Since 2012, after the first spill, Talvivaara has been suffering from financial problems. Due to the first spill, the company has built multiple new dams to prevent the spread of the polluted waste water to the environment. Talvivaara has spent millions of euros in building its reputation and the company image to attract investors.
In addition to the first spill, another spill occurred in the spring 2014. The latest share issue had just ended. This spill forced Talvivaara to allow investors to cancel their participation in the latest share issue. Ilmarinen, at the time, the biggest share holder of the company canceled their share issue, and this created a situation where Solidium, a Finnish goverment owned company, to become the largest share holder.
According to Mr. Rauno Saarinen, a Finnish professor on environmental politics, the company didn’t provide enough resources to environmental and water purification technology. The skills were built around these aspects, but they were not taken seriously. Decision-makers in the company underestimated the need of environmental professionals. At the moment, the Finnish court is processing whether or not Talvivaara is guilty for environmental offenses.
Due to the mistrust in Talvivaaras board members, the company is suffering from serious financial problems. Investors are afraid and doubtful to invest in Talvivaara. As a consequence the stock prices start to fall.
However, as the Finnish government owns the largest share of the company, it will not allow Talvivaara to go bankrupt.
This causes a major conflict for the investors to trust their instincts on the investment. In my opinion, this forces the Finnish government to come forth in their investment, and to secure the position of Talvivaara in the Finnish mining industry.
Even though, Talvivaara has permanently damaged the image of the Finnish mining industry in the eyes of local investors; I believe that bold investors are willing to take the high risk Talvivaara for the high return of investment. In general, it is very rare for a large Finnish companies to go bankrupt. This is reflected in Talvivaara. It applied for bankruptcy at the end of 2013, and the district court suggested a bankruptcy reorganization over the course of 8 years. During this time, Talvivaara would be split into shares for smaller investors to purchase. The largest portion of the income would be used to pay the debt.
After the payback period, most likely Talvivaara would have paid back a major portion of its environmental debts. The ground on which Talvivaara is built, is very rich in minerals and in soil, and it creates a very unique position to compete with other major mining companies in the Finnish markets.

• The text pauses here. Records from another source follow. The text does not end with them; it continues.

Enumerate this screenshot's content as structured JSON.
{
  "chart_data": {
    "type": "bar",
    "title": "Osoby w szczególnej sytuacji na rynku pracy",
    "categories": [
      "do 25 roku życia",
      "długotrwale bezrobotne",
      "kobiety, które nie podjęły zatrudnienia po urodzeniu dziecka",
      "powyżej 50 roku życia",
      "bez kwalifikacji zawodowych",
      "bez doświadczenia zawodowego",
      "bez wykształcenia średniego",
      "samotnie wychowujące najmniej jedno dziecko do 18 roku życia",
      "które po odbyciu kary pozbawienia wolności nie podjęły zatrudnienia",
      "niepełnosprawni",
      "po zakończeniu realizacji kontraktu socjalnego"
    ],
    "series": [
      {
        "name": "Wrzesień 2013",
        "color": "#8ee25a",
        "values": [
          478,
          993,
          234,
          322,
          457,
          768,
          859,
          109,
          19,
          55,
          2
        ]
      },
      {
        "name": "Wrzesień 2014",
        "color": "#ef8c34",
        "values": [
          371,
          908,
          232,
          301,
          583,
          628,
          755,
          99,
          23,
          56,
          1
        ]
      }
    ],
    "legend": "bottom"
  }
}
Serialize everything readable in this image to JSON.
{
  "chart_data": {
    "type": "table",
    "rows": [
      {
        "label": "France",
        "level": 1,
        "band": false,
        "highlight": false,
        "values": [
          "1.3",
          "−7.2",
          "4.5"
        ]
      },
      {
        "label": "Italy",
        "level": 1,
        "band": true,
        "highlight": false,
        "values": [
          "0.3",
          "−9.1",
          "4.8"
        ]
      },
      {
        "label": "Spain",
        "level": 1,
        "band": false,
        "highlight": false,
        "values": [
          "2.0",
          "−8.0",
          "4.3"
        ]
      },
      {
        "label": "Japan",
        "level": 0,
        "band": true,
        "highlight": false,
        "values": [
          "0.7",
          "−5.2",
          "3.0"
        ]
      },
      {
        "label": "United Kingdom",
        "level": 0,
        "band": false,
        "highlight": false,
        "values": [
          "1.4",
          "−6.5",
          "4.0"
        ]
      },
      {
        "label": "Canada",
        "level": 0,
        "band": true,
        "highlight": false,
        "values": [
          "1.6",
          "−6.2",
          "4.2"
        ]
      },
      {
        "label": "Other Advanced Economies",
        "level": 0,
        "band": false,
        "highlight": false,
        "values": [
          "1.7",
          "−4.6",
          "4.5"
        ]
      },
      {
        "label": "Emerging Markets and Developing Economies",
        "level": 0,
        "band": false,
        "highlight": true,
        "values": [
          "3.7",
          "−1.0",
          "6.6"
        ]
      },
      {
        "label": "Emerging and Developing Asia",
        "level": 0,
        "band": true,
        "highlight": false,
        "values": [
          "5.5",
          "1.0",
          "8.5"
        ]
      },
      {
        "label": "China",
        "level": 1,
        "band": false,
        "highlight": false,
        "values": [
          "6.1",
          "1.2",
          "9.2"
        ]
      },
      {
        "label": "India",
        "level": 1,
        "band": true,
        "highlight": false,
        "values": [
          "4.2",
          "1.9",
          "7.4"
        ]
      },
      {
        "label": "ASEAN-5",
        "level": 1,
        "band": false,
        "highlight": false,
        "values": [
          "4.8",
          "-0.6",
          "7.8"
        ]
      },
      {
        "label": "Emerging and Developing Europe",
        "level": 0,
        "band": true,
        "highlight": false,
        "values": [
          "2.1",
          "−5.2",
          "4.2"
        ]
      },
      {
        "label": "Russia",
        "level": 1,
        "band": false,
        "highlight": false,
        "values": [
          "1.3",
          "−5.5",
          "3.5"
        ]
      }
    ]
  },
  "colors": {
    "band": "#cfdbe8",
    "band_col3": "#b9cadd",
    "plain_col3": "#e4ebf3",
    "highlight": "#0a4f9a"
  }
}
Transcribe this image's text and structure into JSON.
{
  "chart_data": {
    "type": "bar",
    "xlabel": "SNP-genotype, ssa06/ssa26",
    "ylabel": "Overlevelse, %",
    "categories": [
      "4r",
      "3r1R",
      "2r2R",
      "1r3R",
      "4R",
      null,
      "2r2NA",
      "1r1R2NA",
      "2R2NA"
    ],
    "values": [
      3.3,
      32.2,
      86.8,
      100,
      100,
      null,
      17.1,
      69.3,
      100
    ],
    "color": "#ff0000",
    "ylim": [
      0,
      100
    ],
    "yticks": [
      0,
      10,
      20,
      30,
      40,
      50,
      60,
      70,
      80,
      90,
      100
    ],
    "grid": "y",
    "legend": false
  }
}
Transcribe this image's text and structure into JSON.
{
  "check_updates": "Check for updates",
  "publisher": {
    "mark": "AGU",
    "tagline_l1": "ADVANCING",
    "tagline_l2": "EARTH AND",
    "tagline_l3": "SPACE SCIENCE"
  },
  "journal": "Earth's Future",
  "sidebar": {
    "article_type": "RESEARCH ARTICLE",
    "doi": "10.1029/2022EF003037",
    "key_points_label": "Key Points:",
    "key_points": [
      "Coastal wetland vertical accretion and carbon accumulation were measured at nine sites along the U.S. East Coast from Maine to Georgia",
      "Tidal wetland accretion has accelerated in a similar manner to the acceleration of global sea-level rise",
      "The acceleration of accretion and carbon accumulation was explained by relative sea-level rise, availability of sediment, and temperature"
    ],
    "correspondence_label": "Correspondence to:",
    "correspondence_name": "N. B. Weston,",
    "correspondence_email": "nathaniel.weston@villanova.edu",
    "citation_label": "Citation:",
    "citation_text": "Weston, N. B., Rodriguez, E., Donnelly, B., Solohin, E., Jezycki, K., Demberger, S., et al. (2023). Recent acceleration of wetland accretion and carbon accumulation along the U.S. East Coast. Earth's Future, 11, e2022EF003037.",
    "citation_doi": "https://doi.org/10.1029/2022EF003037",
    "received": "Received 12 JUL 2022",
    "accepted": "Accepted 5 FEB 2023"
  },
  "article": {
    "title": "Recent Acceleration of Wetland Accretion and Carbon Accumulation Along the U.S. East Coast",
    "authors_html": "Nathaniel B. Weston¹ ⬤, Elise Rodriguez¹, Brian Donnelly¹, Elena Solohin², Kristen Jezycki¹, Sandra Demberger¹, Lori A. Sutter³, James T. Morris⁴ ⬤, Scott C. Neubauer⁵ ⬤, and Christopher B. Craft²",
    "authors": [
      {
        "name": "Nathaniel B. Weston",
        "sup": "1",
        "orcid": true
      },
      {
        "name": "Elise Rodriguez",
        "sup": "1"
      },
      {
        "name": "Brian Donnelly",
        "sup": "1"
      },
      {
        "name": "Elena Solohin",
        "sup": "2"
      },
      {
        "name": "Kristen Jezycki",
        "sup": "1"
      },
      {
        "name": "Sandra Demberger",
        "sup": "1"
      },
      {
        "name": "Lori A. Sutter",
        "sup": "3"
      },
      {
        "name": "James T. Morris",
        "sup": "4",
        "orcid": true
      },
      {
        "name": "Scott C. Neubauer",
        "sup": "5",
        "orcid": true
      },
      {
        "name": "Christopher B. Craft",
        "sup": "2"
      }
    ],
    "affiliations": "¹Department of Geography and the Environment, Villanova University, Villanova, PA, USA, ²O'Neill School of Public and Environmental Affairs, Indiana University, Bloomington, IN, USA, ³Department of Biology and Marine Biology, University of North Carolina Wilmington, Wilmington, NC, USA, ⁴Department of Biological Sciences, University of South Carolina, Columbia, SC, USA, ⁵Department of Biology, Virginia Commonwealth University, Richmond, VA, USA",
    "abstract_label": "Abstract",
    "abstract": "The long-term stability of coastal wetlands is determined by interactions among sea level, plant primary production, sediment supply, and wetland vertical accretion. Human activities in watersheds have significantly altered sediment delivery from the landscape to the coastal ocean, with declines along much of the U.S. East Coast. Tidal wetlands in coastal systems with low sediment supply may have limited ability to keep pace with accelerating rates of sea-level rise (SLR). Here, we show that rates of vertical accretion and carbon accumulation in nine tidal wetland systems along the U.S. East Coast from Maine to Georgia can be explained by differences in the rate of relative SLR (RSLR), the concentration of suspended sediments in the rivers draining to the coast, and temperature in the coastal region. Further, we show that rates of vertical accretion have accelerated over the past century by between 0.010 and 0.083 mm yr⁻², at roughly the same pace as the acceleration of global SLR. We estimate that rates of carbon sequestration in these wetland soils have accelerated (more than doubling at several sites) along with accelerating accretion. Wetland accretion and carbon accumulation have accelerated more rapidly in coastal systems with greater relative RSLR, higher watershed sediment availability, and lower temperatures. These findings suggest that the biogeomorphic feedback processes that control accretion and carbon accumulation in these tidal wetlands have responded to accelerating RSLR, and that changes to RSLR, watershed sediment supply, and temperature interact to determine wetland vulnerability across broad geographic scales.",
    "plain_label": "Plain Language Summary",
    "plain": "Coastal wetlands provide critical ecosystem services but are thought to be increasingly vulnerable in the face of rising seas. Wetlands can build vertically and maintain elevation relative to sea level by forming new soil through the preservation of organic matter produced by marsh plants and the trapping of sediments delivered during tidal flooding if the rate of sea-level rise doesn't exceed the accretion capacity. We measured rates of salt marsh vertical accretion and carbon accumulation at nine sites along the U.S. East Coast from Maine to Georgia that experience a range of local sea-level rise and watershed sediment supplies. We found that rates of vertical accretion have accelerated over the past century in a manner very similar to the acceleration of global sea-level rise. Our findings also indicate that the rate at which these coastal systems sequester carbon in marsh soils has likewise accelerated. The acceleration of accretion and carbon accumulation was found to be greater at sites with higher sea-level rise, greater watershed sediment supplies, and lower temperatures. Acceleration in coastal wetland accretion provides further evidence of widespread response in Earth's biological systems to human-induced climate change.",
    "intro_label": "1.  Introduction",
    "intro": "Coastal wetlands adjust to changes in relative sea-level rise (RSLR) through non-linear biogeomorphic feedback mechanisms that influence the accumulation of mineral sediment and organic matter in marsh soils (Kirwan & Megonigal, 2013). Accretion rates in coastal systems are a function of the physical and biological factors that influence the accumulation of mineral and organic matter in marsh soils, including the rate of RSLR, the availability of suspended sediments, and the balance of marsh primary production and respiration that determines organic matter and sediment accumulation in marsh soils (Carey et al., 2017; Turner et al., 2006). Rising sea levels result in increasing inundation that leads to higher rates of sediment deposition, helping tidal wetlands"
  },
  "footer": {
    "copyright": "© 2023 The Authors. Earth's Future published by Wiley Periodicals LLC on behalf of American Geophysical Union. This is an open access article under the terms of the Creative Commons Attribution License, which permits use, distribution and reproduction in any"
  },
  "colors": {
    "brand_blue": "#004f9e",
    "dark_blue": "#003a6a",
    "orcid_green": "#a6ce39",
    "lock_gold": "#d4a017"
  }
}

Due to the foundation of Talvivaara, it is able to compete with major Scandinavian mines. Because of the extremely low share price (0,040€ 08.10.2014) of Talvivaara, there is practically nothing to lose in investing to the company at the current situation. The Finnish government has a history in assisting companies in a bankrupt situation, and according to this history, the Finnish government will not allow for Talvivaara to go bankrupt.
Even though there is a StopTalvivaara community, it is only campaign against Talvivaara polluting the local Finnish water bases. Talvivaara is not endangered due to this campaign against pollution, because it holds environmental values and policies as mentioned earlier. However, the campaign is irrelevant for Talvivaaras’ business operation, due to its almost bankrupt state. The spill and dams are being rebuilt and taken care of, and the new investments will create an opportunity for Talvivaara to recreate its reputation as one of the leaders in Scandinavian mining industry.
If Talvivaara is able to attract investors with these matters, it would easily be able to get out of bankruptcy and rebuild its reputation as a leader in the field of mining industry. This rebuilding of the company would increase the share as well as create dividends for the investors as a return for their investment.
These are the reasons and history of why I believe Talvivaara will rebuild its reputation and its share price. Not only is the Finnish government willing to take a risk for Talvivaara, but now we need for the public investors to take the risk as well to push this Finnish company to prosper in its area of business instead of bringing it all down.